Vapnik-Chervonenkis dimension in neural networks

Abstract

This thesis aims to explore the potential of statistical concepts, specifically the Vapnik-Chervonenkis Dimension (VCD)[33], in optimizing neural networks. With the increasing use of neural networks in replacing human labor, ensuring the safety and reliability of these systems is a critical concern. The thesis delves into the question of how to test the safety of neural networks and optimize them through accessible statistical concepts. The thesis presents two case studies to demonstrate the effectiveness of using VCD in optimizing neural networks. The first case study focuses on optimizing the autoencoder, a neural network with both encoding and decoding functions, through the calculation of the VCD. The conclusion suggests that optimizing the activation function can improve the accuracy of the autoencoder at the mathematical level. The second case study explores the optimization of the VGG16 neural network by comparing it to VGG19 in terms of their ability to process high-density data. By adding three hidden layers, VGG19 outperforms VGG16 in learning ability, suggesting that adjusting the number of neural network layers can be an effective way to analyze the capacity of neural networks.
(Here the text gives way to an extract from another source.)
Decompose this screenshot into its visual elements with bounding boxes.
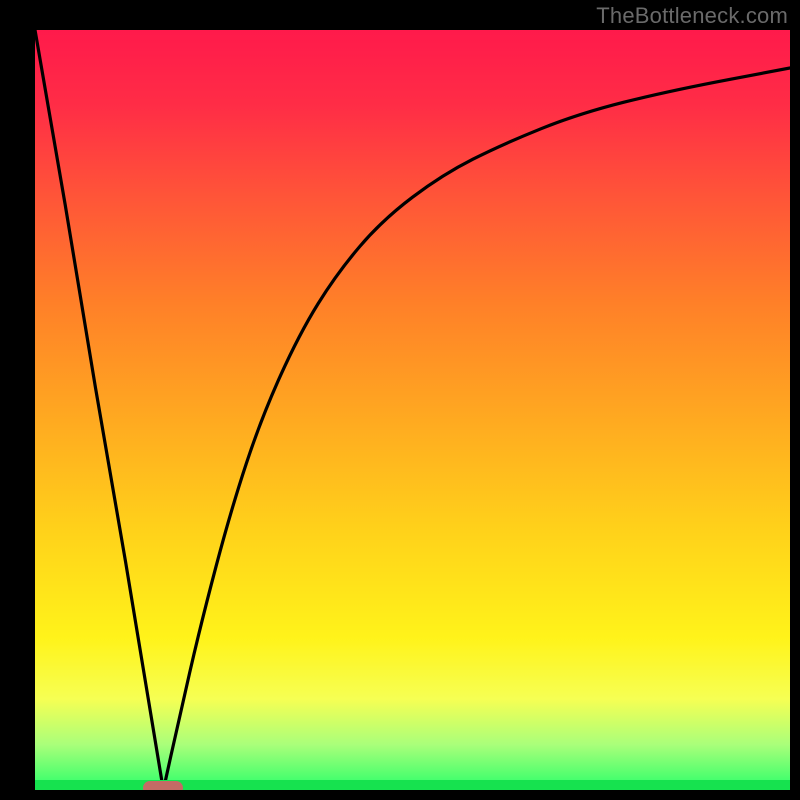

Overall, this thesis proposes that statistical concepts such as VCD can provide a promising avenue for analyzing neural networks, thus contributing to the development of more reliable and efficient machine learning systems. The final vision is to allocate the mathematical model reasonably to machine learning and establish an idealized neural network establishment, allowing for safe and effective use of neural networks in various industries.